I hope they throttle this in SE Asia.
Bird flu rivals SARS as a global threat By Madeline Drexler, Boston Globe
IN THE OTHERWISE dry lingo of public health, a wonderfully evocative word is used to describe impending tragedy. The word is "smolder," and in epidemiology it means the silent, treacherous spread of a brand-new influenza virus. The 1918-19 flu pandemic, which killed 50 million people in just a few months, likely smoldered in Asia (beyond the notice of Western war-making powers) for a year before it caught fire, seemingly at once, in every corner of the globe. This month officials of the World Health Organization announced -- without using the word -- that another potentially devastating flu virus may be smoldering in Asia. In the shadow of SARS, an outbreak of "bird flu" in Vietnam, Korea, Thailand, and Japan has been decimating chicken flocks.

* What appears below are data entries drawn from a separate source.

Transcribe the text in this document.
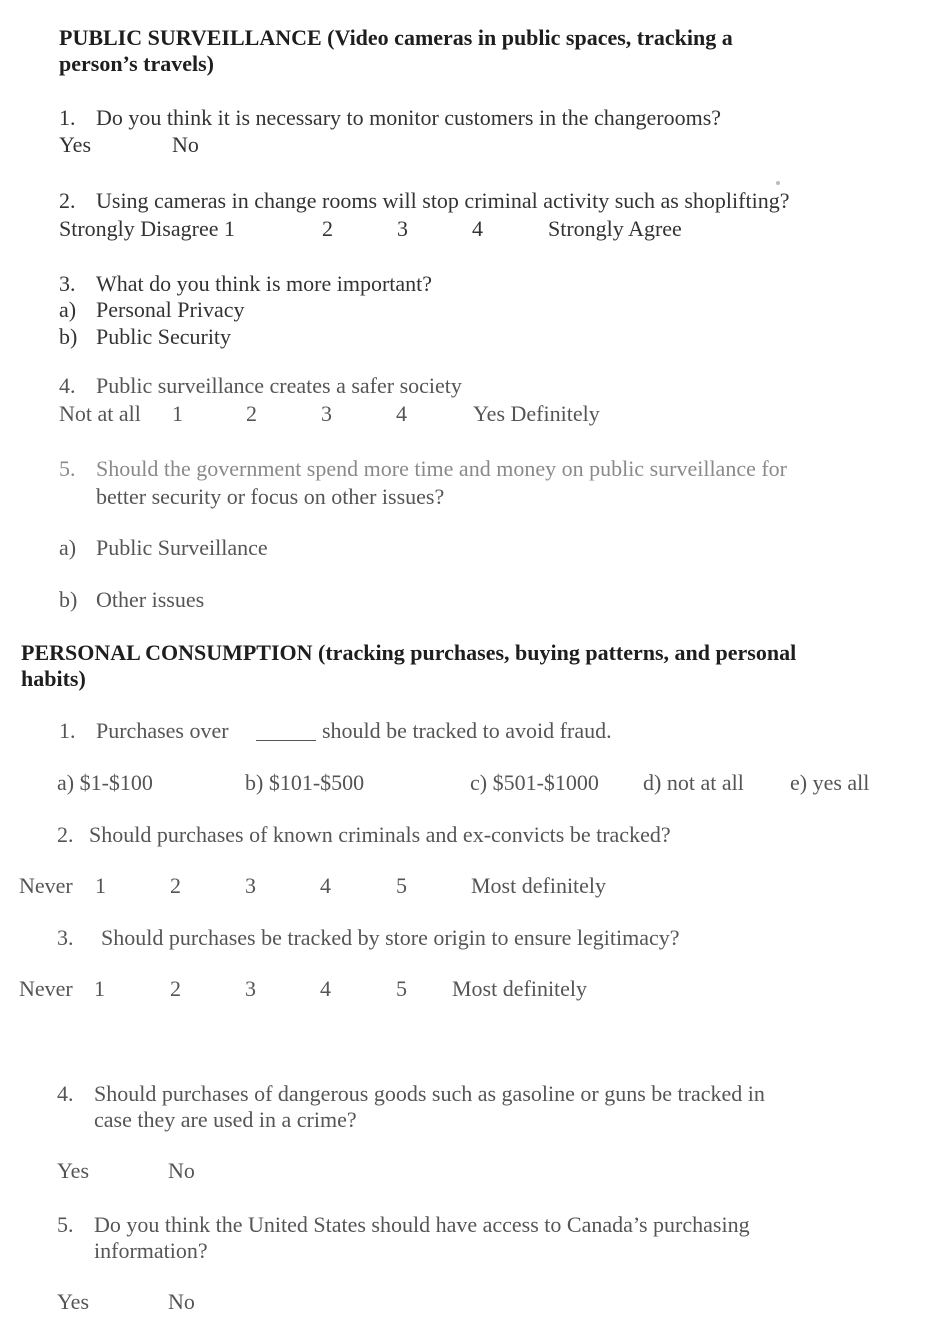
PUBLIC SURVEILLANCE (Video cameras in public spaces, tracking a
person’s travels)
1. Do you think it is necessary to monitor customers in the changerooms?
Yes	No
2. Using cameras in change rooms will stop criminal activity such as shoplifting?
Strongly Disagree 1	2	3	4	Strongly Agree
3. What do you think is more important?
a) Personal Privacy
b) Public Security
4. Public surveillance creates a safer society
Not at all 1	2	3	4	Yes Definitely
5. Should the government spend more time and money on public surveillance for
better security or focus on other issues?
a) Public Surveillance
b) Other issues
PERSONAL CONSUMPTION (tracking purchases, buying patterns, and personal
habits)
1. Purchases over	should be tracked to avoid fraud.
a) $1-$100	b) $101-$500	c) $501-$1000 d) not at all e) yes all
2. Should purchases of known criminals and ex-convicts be tracked?
Never 1	2	3	4	5	Most definitely
3. Should purchases be tracked by store origin to ensure legitimacy?
Never 1	2	3	4	5 Most definitely
4. Should purchases of dangerous goods such as gasoline or guns be tracked in
case they are used in a crime?
Yes	No
5. Do you think the United States should have access to Canada’s purchasing
information?
Yes	No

When children started dying in Hanoi last October, the world was put on notice: Act now. So far, seven people are known to have died from the new infection, and at least five more deaths are suspected.
Today's avian influenza epidemic has many of the hallmarks of a 1997 bird flu outbreak in Hong Kong, which claimed six lives and sickened at least 18. In both cases, the viruses were the H5N1 subtype -- a highly mutable packet of DNA that has proven it can leap the species barrier and kill with astounding speed.

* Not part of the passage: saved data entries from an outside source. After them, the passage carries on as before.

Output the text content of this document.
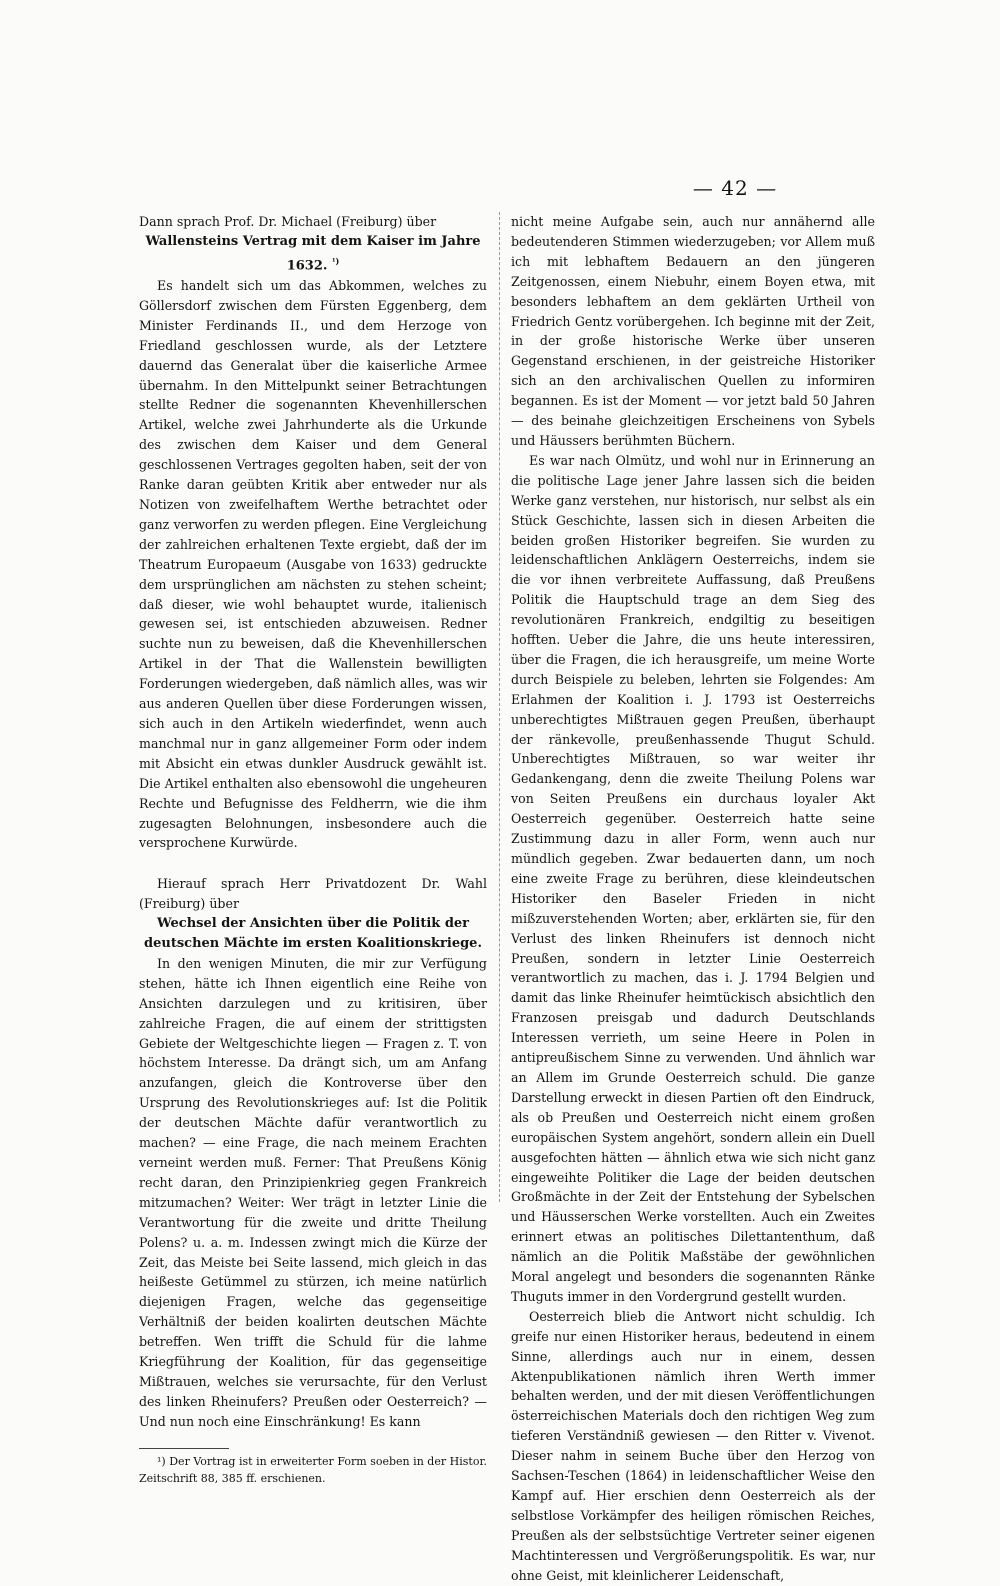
— 42 —

Dann sprach Prof. Dr. Michael (Freiburg) über

Wallensteins Vertrag mit dem Kaiser im Jahre 1632. $^{^1)}$

Es handelt sich um das Abkommen, welches zu Göllersdorf zwischen dem Fürsten Eggenberg, dem Minister Ferdinands II., und dem Herzoge von Friedland geschlossen wurde, als der Letztere dauernd das Generalat über die kaiserliche Armee übernahm. In den Mittelpunkt seiner Betrachtungen stellte Redner die sogenannten Khevenhillerschen Artikel, welche zwei Jahrhunderte als die Urkunde des zwischen dem Kaiser und dem General geschlossenen Vertrages gegolten haben, seit der von Ranke daran geübten Kritik aber entweder nur als Notizen von zweifelhaftem Werthe betrachtet oder ganz verworfen zu werden pflegen. Eine Vergleichung der zahlreichen erhaltenen Texte ergiebt, daß der im Theatrum Europaeum (Ausgabe von 1633) gedruckte dem ursprünglichen am nächsten zu stehen scheint; daß dieser, wie wohl behauptet wurde, italienisch gewesen sei, ist entschieden abzuweisen. Redner suchte nun zu beweisen, daß die Khevenhillerschen Artikel in der That die Wallenstein bewilligten Forderungen wiedergeben, daß nämlich alles, was wir aus anderen Quellen über diese Forderungen wissen, sich auch in den Artikeln wiederfindet, wenn auch manchmal nur in ganz allgemeiner Form oder indem mit Absicht ein etwas dunkler Ausdruck gewählt ist. Die Artikel enthalten also ebensowohl die ungeheuren Rechte und Befugnisse des Feldherrn, wie die ihm zugesagten Belohnungen, insbesondere auch die versprochene Kurwürde.

Hierauf sprach Herr Privatdozent Dr. Wahl (Freiburg) über

Wechsel der Ansichten über die Politik der deutschen Mächte im ersten Koalitionskriege.

In den wenigen Minuten, die mir zur Verfügung stehen, hätte ich Ihnen eigentlich eine Reihe von Ansichten darzulegen und zu kritisiren, über zahlreiche Fragen, die auf einem der strittigsten Gebiete der Weltgeschichte liegen — Fragen z. T. von höchstem Interesse. Da drängt sich, um am Anfang anzufangen, gleich die Kontroverse über den Ursprung des Revolutionskrieges auf: Ist die Politik der deutschen Mächte dafür verantwortlich zu machen? — eine Frage, die nach meinem Erachten verneint werden muß. Ferner: That Preußens König recht daran, den Prinzipienkrieg gegen Frankreich mitzumachen? Weiter: Wer trägt in letzter Linie die Verantwortung für die zweite und dritte Theilung Polens? u. a. m. Indessen zwingt mich die Kürze der Zeit, das Meiste bei Seite lassend, mich gleich in das heißeste Getümmel zu stürzen, ich meine natürlich diejenigen Fragen, welche das gegenseitige Verhältniß der beiden koalirten deutschen Mächte betreffen. Wen trifft die Schuld für die lahme Kriegführung der Koalition, für das gegenseitige Mißtrauen, welches sie verursachte, für den Verlust des linken Rheinufers? Preußen oder Oesterreich? — Und nun noch eine Einschränkung! Es kann

¹) Der Vortrag ist in erweiterter Form soeben in der Histor. Zeitschrift 88, 385 ff. erschienen.

nicht meine Aufgabe sein, auch nur annähernd alle bedeutenderen Stimmen wiederzugeben; vor Allem muß ich mit lebhaftem Bedauern an den jüngeren Zeitgenossen, einem Niebuhr, einem Boyen etwa, mit besonders lebhaftem an dem geklärten Urtheil von Friedrich Gentz vorübergehen. Ich beginne mit der Zeit, in der große historische Werke über unseren Gegenstand erschienen, in der geistreiche Historiker sich an den archivalischen Quellen zu informiren begannen. Es ist der Moment — vor jetzt bald 50 Jahren — des beinahe gleichzeitigen Erscheinens von Sybels und Häussers berühmten Büchern.

Es war nach Olmütz, und wohl nur in Erinnerung an die politische Lage jener Jahre lassen sich die beiden Werke ganz verstehen, nur historisch, nur selbst als ein Stück Geschichte, lassen sich in diesen Arbeiten die beiden großen Historiker begreifen. Sie wurden zu leidenschaftlichen Anklägern Oesterreichs, indem sie die vor ihnen verbreitete Auffassung, daß Preußens Politik die Hauptschuld trage an dem Sieg des revolutionären Frankreich, endgiltig zu beseitigen hofften. Ueber die Jahre, die uns heute interessiren, über die Fragen, die ich herausgreife, um meine Worte durch Beispiele zu beleben, lehrten sie Folgendes: Am Erlahmen der Koalition i. J. 1793 ist Oesterreichs unberechtigtes Mißtrauen gegen Preußen, überhaupt der ränkevolle, preußenhassende Thugut Schuld. Unberechtigtes Mißtrauen, so war weiter ihr Gedankengang, denn die zweite Theilung Polens war von Seiten Preußens ein durchaus loyaler Akt Oesterreich gegenüber. Oesterreich hatte seine Zustimmung dazu in aller Form, wenn auch nur mündlich gegeben. Zwar bedauerten dann, um noch eine zweite Frage zu berühren, diese kleindeutschen Historiker den Baseler Frieden in nicht mißzuverstehenden Worten; aber, erklärten sie, für den Verlust des linken Rheinufers ist dennoch nicht Preußen, sondern in letzter Linie Oesterreich verantwortlich zu machen, das i. J. 1794 Belgien und damit das linke Rheinufer heimtückisch absichtlich den Franzosen preisgab und dadurch Deutschlands Interessen verrieth, um seine Heere in Polen in antipreußischem Sinne zu verwenden. Und ähnlich war an Allem im Grunde Oesterreich schuld. Die ganze Darstellung erweckt in diesen Partien oft den Eindruck, als ob Preußen und Oesterreich nicht einem großen europäischen System angehört, sondern allein ein Duell ausgefochten hätten — ähnlich etwa wie sich nicht ganz eingeweihte Politiker die Lage der beiden deutschen Großmächte in der Zeit der Entstehung der Sybelschen und Häusserschen Werke vorstellten. Auch ein Zweites erinnert etwas an politisches Dilettantenthum, daß nämlich an die Politik Maßstäbe der gewöhnlichen Moral angelegt und besonders die sogenannten Ränke Thuguts immer in den Vordergrund gestellt wurden.

Oesterreich blieb die Antwort nicht schuldig. Ich greife nur einen Historiker heraus, bedeutend in einem Sinne, allerdings auch nur in einem, dessen Aktenpublikationen nämlich ihren Werth immer behalten werden, und der mit diesen Veröffentlichungen österreichischen Materials doch den richtigen Weg zum tieferen Verständniß gewiesen — den Ritter v. Vivenot. Dieser nahm in seinem Buche über den Herzog von Sachsen-Teschen (1864) in leidenschaftlicher Weise den Kampf auf. Hier erschien denn Oesterreich als der selbstlose Vorkämpfer des heiligen römischen Reiches, Preußen als der selbstsüchtige Vertreter seiner eigenen Machtinteressen und Vergrößerungspolitik. Es war, nur ohne Geist, mit kleinlicherer Leidenschaft,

During the outbreak in 1997, public health officials were terrified that the novel poultry virus was on the verge of becoming human-adapted -- that is, capable of spreading person to person. If enough residents of Hong Kong had been exposed to enough sick birds, the virus could have perfected its lethality and blazed around the world in a matter of weeks, striking down millions.
That year, after a Christmas-time slaughter of birds in Hong Kong's poultry markets, researchers discovered that in fact the virus had already begun to adapt to human biology. Worse, it turned out to be even more deadly than scientists had perceived at the time. One researcher told me, "This is the most pathogenic virus that we know of." He didn't mean just among flu viruses; he meant compared with all viruses. Health officials tracking today's H5N1 virus fear a similarly potent transformation.
With a new bird flu in our midst, what should we do? If recent history has taught us anything, it's the need for swift and thorough public health action. The SARS epidemic (which has so far killed nearly 800 victims) proved that classical public health measures such as case detection, patient isolation, infection control, and contact tracing can save lives.
SARS also underscored the need for international cooperation and honest disease reporting, but those are trickier propositions. On the one hand, Chinese authorities' notorious reluctance to come clean about the infection strengthened international health regulations and country-to-country arrangements. The WHO's Global Outbreak Alert and Response Network -- a web of laboratories, epidemiologists, nongovernmental organizations, and even a 24/7 Web-crawling tool -- is continually expanding. In 2005, new regulations will theoretically give the agency authority to step in wherever it sees an infectious disease threat based on both governmental and nongovernmental sources of information.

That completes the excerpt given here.